Profiling the GDST’s Alumna of the Year 2018

Dr Nirupa Murugaesu is at the forefront of an innovative and groundbreaking project to sequence the DNA codes of patients with cancer and rare diseases and to better understand those conditions and transform the way patients are cared for.

Nirupa is the Clinical Lead for Molecular Oncology of the 100,000 Genomes Project – announced by former Prime Minister David Cameron in 2012 as part of the Olympic legacy, and the largest national sequencing project of its kind in the world.

The project involves sequencing the DNA codes of cancer patients and analysing the genome of a tumour to inform doctors and clinicians about the behaviour of that tumour and how a patient could be treated. It allows treatment to be tailored to the individual based on their genetics.


Nirupa explains: “Many cancers are crudely labelled by where in the body they occur. By better understanding the genomic make-up of cancers, we can better select those patients that might benefit from a particular type of treatment. It may also give us a better understanding of whether the tumour is likely to behave in a more or less aggressive manner.”

“The development of the genomics industry in the last ten years has been groundbreaking.”


The first human genome was sequenced in 2000 through the Human Genome Project. It cost $3 billion and took more than ten years to sequence one genome. That work can now be done in one day, with results being interpreted and returned to hospitals within a week.
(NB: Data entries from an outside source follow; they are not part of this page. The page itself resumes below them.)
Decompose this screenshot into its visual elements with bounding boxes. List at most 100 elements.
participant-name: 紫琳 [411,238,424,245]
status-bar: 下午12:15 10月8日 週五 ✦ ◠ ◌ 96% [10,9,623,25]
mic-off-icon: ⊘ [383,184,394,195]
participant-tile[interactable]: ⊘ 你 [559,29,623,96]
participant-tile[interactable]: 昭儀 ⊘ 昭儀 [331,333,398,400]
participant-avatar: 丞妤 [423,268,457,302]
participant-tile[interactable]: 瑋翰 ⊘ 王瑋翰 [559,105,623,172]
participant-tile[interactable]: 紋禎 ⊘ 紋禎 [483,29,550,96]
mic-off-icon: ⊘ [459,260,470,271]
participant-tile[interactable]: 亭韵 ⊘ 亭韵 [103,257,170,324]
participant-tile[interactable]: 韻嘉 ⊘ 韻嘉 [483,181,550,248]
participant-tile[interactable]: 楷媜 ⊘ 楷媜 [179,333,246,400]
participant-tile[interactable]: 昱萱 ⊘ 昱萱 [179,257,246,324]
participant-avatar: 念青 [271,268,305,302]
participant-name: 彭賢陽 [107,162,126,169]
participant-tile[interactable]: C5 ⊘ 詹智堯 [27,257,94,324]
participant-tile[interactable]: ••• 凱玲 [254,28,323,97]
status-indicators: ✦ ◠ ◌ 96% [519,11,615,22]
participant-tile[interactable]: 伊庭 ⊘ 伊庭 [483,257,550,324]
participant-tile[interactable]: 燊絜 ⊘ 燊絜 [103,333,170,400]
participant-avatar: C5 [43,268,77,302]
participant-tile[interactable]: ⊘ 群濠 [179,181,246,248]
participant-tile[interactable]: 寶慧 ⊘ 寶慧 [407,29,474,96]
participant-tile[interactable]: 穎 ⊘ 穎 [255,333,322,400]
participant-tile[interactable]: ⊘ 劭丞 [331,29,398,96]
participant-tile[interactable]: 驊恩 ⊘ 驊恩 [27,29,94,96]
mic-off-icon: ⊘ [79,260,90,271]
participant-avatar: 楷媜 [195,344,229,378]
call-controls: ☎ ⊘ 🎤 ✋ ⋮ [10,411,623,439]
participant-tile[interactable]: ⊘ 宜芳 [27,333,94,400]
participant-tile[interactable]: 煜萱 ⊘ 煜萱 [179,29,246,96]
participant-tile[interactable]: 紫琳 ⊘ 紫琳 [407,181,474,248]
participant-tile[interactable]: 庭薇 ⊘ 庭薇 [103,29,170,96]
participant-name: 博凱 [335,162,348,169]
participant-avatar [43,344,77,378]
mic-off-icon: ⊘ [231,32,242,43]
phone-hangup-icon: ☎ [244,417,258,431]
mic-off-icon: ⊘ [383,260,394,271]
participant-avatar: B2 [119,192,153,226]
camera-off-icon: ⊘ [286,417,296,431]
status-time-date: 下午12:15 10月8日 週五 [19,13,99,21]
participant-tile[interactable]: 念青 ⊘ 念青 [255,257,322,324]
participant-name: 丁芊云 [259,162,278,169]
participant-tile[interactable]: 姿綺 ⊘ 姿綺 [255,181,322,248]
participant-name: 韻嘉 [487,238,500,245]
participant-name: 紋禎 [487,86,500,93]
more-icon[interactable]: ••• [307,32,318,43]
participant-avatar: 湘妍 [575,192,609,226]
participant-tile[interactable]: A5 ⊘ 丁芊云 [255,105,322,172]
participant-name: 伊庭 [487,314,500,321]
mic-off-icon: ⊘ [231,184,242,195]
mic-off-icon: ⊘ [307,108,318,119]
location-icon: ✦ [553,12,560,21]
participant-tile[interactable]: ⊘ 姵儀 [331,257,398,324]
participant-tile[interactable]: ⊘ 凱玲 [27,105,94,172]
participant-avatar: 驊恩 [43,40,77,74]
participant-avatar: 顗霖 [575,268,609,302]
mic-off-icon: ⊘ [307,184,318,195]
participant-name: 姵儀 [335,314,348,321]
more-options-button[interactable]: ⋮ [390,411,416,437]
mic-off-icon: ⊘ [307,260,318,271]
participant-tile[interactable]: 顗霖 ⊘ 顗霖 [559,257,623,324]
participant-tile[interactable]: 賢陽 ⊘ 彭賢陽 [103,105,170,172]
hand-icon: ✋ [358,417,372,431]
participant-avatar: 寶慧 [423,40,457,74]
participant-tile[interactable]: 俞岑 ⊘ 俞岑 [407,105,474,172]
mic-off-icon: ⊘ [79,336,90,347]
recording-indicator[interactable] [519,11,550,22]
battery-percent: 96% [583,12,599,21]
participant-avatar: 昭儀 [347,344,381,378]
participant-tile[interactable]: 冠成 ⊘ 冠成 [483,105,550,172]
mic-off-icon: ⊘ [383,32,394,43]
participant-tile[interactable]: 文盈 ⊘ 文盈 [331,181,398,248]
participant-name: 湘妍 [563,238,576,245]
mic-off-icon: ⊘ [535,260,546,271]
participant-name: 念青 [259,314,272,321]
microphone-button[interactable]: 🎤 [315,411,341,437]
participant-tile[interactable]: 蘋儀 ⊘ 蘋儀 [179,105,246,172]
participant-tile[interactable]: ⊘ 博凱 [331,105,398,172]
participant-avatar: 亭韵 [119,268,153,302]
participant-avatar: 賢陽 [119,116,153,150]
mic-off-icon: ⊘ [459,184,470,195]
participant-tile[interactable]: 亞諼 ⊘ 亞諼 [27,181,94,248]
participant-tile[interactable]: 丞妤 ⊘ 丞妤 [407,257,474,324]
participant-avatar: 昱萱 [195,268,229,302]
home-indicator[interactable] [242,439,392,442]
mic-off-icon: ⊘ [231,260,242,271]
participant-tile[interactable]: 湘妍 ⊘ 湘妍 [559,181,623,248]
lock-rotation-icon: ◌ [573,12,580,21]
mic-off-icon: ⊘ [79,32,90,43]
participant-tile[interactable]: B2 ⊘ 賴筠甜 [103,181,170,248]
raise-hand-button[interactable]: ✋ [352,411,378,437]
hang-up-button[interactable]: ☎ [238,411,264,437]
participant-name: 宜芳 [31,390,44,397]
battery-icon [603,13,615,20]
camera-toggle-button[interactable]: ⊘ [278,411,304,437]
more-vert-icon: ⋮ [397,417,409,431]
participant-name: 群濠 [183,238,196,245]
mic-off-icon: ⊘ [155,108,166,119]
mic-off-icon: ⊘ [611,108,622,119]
The 100,000 Genomes Project is developing the field even further. The project’s aim was initially to sequence 100,000 genomes from NHS patients. Now that this has been achieved, the focus has moved toward providing the infrastructure for a Genomic Medicine Service – to be in place this year. The introduction of the medicine service aims to provide equity in cancer genomic testing, and the adoption of a standardised approach for cancer patients across the NHS.
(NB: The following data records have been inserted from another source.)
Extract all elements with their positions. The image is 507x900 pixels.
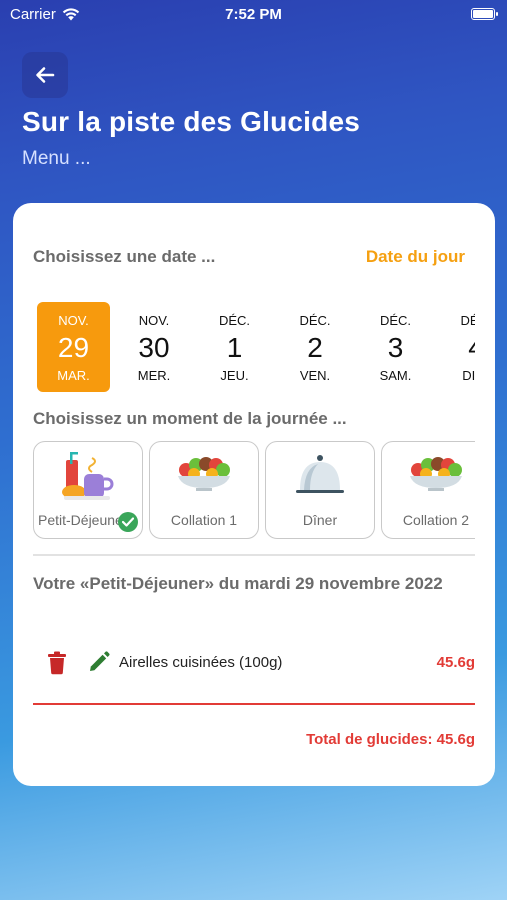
date-item[interactable]: DÉC. 3 SAM. [359,302,432,392]
date-month: DÉC. [218,313,251,328]
cloche-icon [292,452,348,504]
date-item[interactable]: NOV. 29 MAR. [37,302,110,392]
fruit-bowl-icon [408,452,464,504]
meal-summary-title: Votre «Petit-Déjeuner» du mardi 29 novem… [33,574,443,593]
date-weekday: JEU. [220,368,249,383]
total-separator [33,703,475,705]
date-month: DÉC. [379,313,412,328]
date-weekday: VEN. [299,368,331,383]
meal-section-title: Choisissez un moment de la journée ... [33,409,347,428]
food-name: Airelles cuisinées (100g) [119,654,283,671]
meal-picker: Petit-Déjeuner Collation 1 Dîner Collation … [33,441,475,539]
date-item[interactable]: NOV. 30 MER. [118,302,191,392]
date-day: 1 [226,332,243,363]
meal-card[interactable]: Collation 2 [381,441,475,539]
meal-card[interactable]: Dîner [265,441,375,539]
status-bar: Carrier 7:52 PM [0,0,507,30]
carbs-total: Total de glucides: 45.6g [306,731,475,748]
meal-label: Collation 1 [170,512,238,528]
meal-label: Collation 2 [402,512,470,528]
menu-card: Choisissez une date ... Date du jour NOV… [13,203,495,786]
date-picker: NOV. 29 MAR. NOV. 30 MER. DÉC. 1 JEU. DÉC. 2 VEN. DÉ… [37,302,475,392]
date-day: 3 [387,332,404,363]
trash-icon[interactable] [47,651,67,675]
date-day: 30 [138,332,170,363]
meal-card[interactable]: Petit-Déjeuner [33,441,143,539]
date-weekday: SAM. [379,368,412,383]
fruit-bowl-icon [176,452,232,504]
date-month: DÉC. [460,313,475,328]
meal-label: Dîner [302,512,338,528]
page-title: Sur la piste des Glucides [22,106,361,137]
battery-icon [471,8,498,20]
date-month: NOV. [58,313,89,328]
status-time: 7:52 PM [225,6,282,23]
date-item[interactable]: DÉC. 2 VEN. [279,302,352,392]
date-day: 2 [307,332,323,363]
today-date-link[interactable]: Date du jour [366,247,465,267]
date-section-title: Choisissez une date ... [33,247,216,266]
meal-card[interactable]: Collation 1 [149,441,259,539]
page-subtitle: Menu ... [22,148,91,169]
breakfast-icon [60,452,116,504]
date-weekday: MER. [137,368,171,383]
date-day: 4 [440,332,475,364]
date-day: 29 [57,332,90,363]
date-item[interactable]: DÉC. 4 DIM. [440,302,475,392]
pencil-icon[interactable] [87,650,111,674]
food-row: Airelles cuisinées (100g) 45.6g [33,649,475,679]
date-weekday: DIM. [462,368,475,383]
date-weekday: MAR. [57,368,90,383]
date-item[interactable]: DÉC. 1 JEU. [198,302,271,392]
arrow-left-icon [36,67,55,83]
check-icon [118,512,138,532]
food-carbs: 45.6g [436,654,475,671]
date-month: DÉC. [299,313,331,328]
date-month: NOV. [138,313,170,328]
divider [33,554,475,556]
back-button[interactable] [22,52,68,98]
“Another key aspect of the project,” Nirupa says, “was the implementation of a genomic research platform to allow translation into the clinical setting and the development of personalised medicine for cancer patients throughout the NHS.”


A former pupil at Notting Hill & Ealing High School, Nirupa’s education centred on maths and science, setting her on a path towards medicine. She studied at University College London (UCL) before becoming a junior doctor and pursuing a career in oncology.
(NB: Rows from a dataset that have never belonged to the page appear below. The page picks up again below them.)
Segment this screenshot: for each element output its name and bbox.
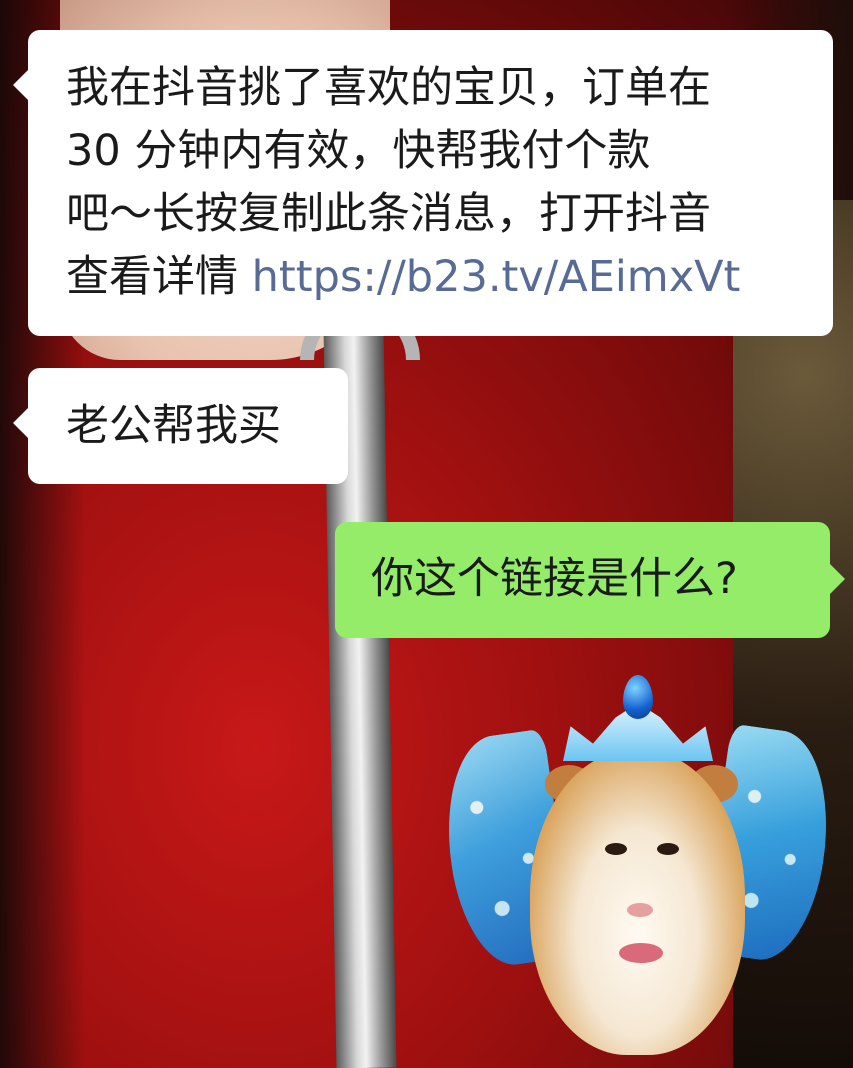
message-text: 老公帮我买	[66, 401, 281, 451]
message-link[interactable]: https://b23.tv/AEimxVt	[252, 252, 741, 302]
message-text: 你这个链接是什么?	[371, 554, 738, 604]
message-bubble-incoming[interactable]: 我在抖音挑了喜欢的宝贝，订单在 30 分钟内有效，快帮我付个款 吧～长按复制此条…	[13, 30, 833, 336]
eye-right	[657, 843, 679, 855]
message-text-line: 吧～长按复制此条消息，打开抖音	[66, 189, 711, 239]
message-bubble-incoming[interactable]: 老公帮我买	[13, 368, 348, 484]
mouth	[619, 943, 663, 963]
nose	[627, 903, 653, 917]
message-text: 查看详情	[66, 252, 238, 302]
message-text-line: 30 分钟内有效，快帮我付个款	[66, 126, 651, 176]
crown-gem-icon	[623, 675, 653, 719]
fairy-guinea-pig-sticker-icon[interactable]	[434, 675, 841, 1065]
message-text-line-with-link: 查看详情 https://b23.tv/AEimxVt	[66, 246, 813, 309]
bubble-tail	[830, 564, 845, 594]
eye-left	[605, 843, 627, 855]
message-bubble-outgoing[interactable]: 你这个链接是什么?	[335, 522, 845, 638]
bubble-tail	[13, 408, 28, 438]
bubble-tail	[13, 70, 28, 100]
message-text-line: 我在抖音挑了喜欢的宝贝，订单在	[66, 63, 711, 113]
Nirupa’s early experience in science research sparked her interest in how research could complement and translate into the clinical setting of a hospital.

Later, she moved into the field of genomics as she completed her PhD and post-doctoral training and gained further experience in cancer genomics.

Genomics at that stage was rapidly advancing — thanks to the technology – and Nirupa entered the field at a key moment.


“It was luck, I was at the right place at the right time, which provided me with this significant opportunity and has opened up other avenues and new areas of development,” she says.